Die Beteiligten streiten um die Höhe des für die Zeit von 1. Juli bis 30. September 2002 gewährten Insolvenzgeldes.

Der Kläger war in der Abteilung Derivate der D. GmbH beschäftigt, die durch Betriebsübergang auf die E. AG, in F., übergangen ist. Am 19. Juli 2002 sprach die Bundesanstalt für Finanzdienstleistungsaufsicht gegenüber der E. AG ein Zahlungs- und Verfügungsverbot aus. Die E. AG stellte daraufhin ihre Handelstätigkeit ein und der Kläger konnte seiner Tätigkeit als Wertpapierhändler bis zum Ende des Arbeitsverhältnisses am 30. September 2002 nicht mehr nachgehen.

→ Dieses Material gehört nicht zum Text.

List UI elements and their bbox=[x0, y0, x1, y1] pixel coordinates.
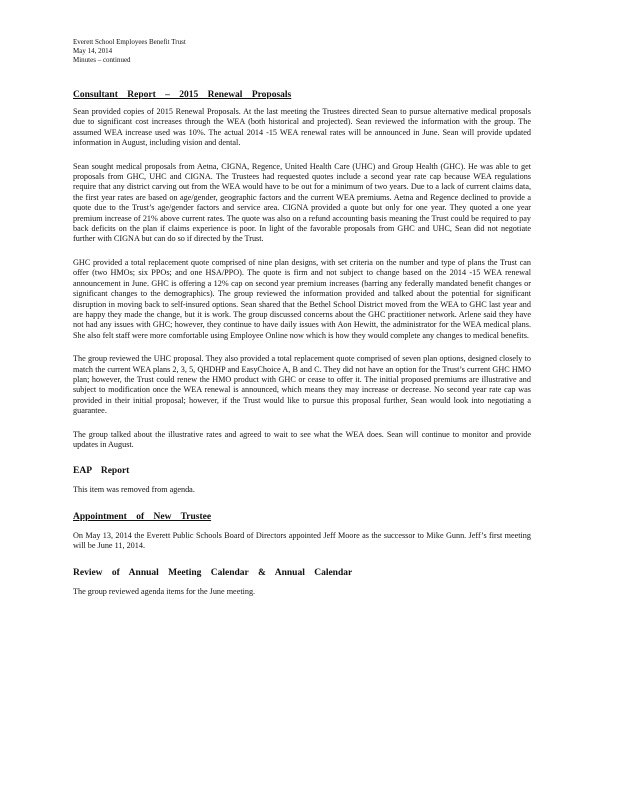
running-header bbox=[73, 38, 531, 65]
consultant-paragraph-2: Sean sought medical proposals from Aetna, CIGNA, Regence, United Health Care (UHC) and Group Health (GHC). He was able to get proposals from GHC, UHC and CIGNA. The Trustees had requested quotes include a second year rate cap because WEA regulations require that any district carving out from the WEA would have to be out for a minimum of two years. Due to a lack of current claims data, the first year rates are based on age/gender, geographic factors and the current WEA premiums. Aetna and Regence declined to provide a quote due to the Trust’s age/gender factors and service area. CIGNA provided a quote but only for one year. They quoted a one year premium increase of 21% above current rates. The quote was also on a refund accounting basis meaning the Trust could be required to pay back deficits on the plan if claims experience is poor. In light of the favorable proposals from GHC and UHC, Sean did not negotiate further with CIGNA but can do so if directed by the Trust. bbox=[73, 161, 531, 244]
header-date: May 14, 2014 bbox=[73, 47, 113, 55]
header-minutes-label: Minutes – continued bbox=[73, 56, 131, 64]
consultant-paragraph-1: Sean provided copies of 2015 Renewal Proposals. At the last meeting the Trustees directed Sean to pursue alternative medical proposals due to significant cost increases through the WEA (both historical and projected). Sean reviewed the information with the group. The assumed WEA increase used was 10%. The actual 2014 -15 WEA renewal rates will be announced in June. Sean will provide updated information in August, including vision and dental. bbox=[73, 107, 531, 148]
eap-paragraph: This item was removed from agenda. bbox=[73, 485, 195, 495]
heading-eap-report: EAP Report bbox=[73, 466, 130, 477]
consultant-paragraph-4: The group reviewed the UHC proposal. They also provided a total replacement quote comprised of seven plan options, designed closely to match the current WEA plans 2, 3, 5, QHDHP and EasyChoice A, B and C. They did not have an option for the Trust’s current GHC HMO plan; however, the Trust could renew the HMO product with GHC or cease to offer it. The initial proposed premiums are illustrative and subject to modification once the WEA renewal is announced, which means they may increase or decrease. No second year rate cap was provided in their initial proposal; however, if the Trust would like to pursue this proposal further, Sean would look into negotiating a guarantee. bbox=[73, 354, 531, 416]
heading-new-trustee: Appointment of New Trustee bbox=[73, 511, 212, 522]
trustee-paragraph: On May 13, 2014 the Everett Public Schools Board of Directors appointed Jeff Moore as the successor to Mike Gunn. Jeff’s first meeting will be June 11, 2014. bbox=[73, 530, 531, 551]
consultant-paragraph-5: The group talked about the illustrative rates and agreed to wait to see what the WEA does. Sean will continue to monitor and provide updates in August. bbox=[73, 429, 531, 449]
heading-meeting-calendar: Review of Annual Meeting Calendar & Annual Calendar bbox=[73, 567, 353, 578]
heading-consultant-report: Consultant Report – 2015 Renewal Proposals bbox=[73, 90, 292, 100]
header-organization: Everett School Employees Benefit Trust bbox=[73, 38, 186, 46]
document-page bbox=[73, 38, 531, 597]
consultant-paragraph-3: GHC provided a total replacement quote comprised of nine plan designs, with set criteria on the number and type of plans the Trust can offer (two HMOs; six PPOs; and one HSA/PPO). The quote is firm and not subject to change based on the 2014 -15 WEA renewal announcement in June. GHC is offering a 12% cap on second year premium increases (barring any federally mandated benefit changes or significant changes to the demographics). The group reviewed the information provided and talked about the potential for significant disruption in moving back to self-insured options. Sean shared that the Bethel School District moved from the WEA to GHC last year and are happy they made the change, but it is work. The group discussed concerns about the GHC practitioner network. Arlene said they have not had any issues with GHC; however, they continue to have daily issues with Aon Hewitt, the administrator for the WEA medical plans. She also felt staff were more comfortable using Employee Online now which is how they would complete any changes to medical benefits. bbox=[73, 257, 531, 340]
calendar-paragraph: The group reviewed agenda items for the June meeting. bbox=[73, 586, 256, 596]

Der Kläger beantragte am 26. November 2002 bei der Beklagten Insolvenzgeld. Dazu legte er Gehaltsabrechnungen seines Arbeitgebers für Juli, August und September 2002 vor. Darin wurde ein Bruttogehalt als Händler in Höhe von 6.392,00 Euro, ein Arbeitgeberanteil für vermögenswirksame Leistungen für Händler in Höhe von 39,88 Euro sowie eine allgemeine Sonderzahlung in Höhe von 52.626,64 Euro für jeden Monat ausgewiesen (insgesamt 59.058,62 Euro monatlich). Für Juli 2002 wurde daraus ein Nettoverdienst von 37.992,44 Euro, für August 2002 ein Nettoverdienst von 31.029,44 Euro und für September 2002 von 30.124,25 Euro berechnet. Die Arbeitgeberanteile für die freiwillige Krankenversicherung und für die Pflegeversicherung des Klägers wurden darin mit 244,60 Euro und 28,69 Euro monatlich angegeben.

Der Kläger reichte außerdem ein Schreiben seines Arbeitgebers an ihn vom 15. Oktober 2002 ein, in dem ihm mitgeteilt wurde, dass die Firma E. AG am 19. Juli 2002 die Zahlungsunfähigkeit gegenüber der Bundesanstalt für Finanzdienstleistungsaufsicht angezeigt habe. Es bestünden Gehaltsforderungen des Klägers für Juli bis September 2002 in Höhe von jeweils 59.058,62 Euro brutto. Zudem legte der Kläger eine Bestätigung der D. GmbH vom 11. September 2002 über sein Gehalt vom 1. Januar 2002 bis 30. Juni 2002 vor. Dieses habe sich aus einem Grundgehalt in Höhe von 38.346,90 Euro brutto und Tantiemen in Höhe von 315.760,44 Euro zusammengesetzt.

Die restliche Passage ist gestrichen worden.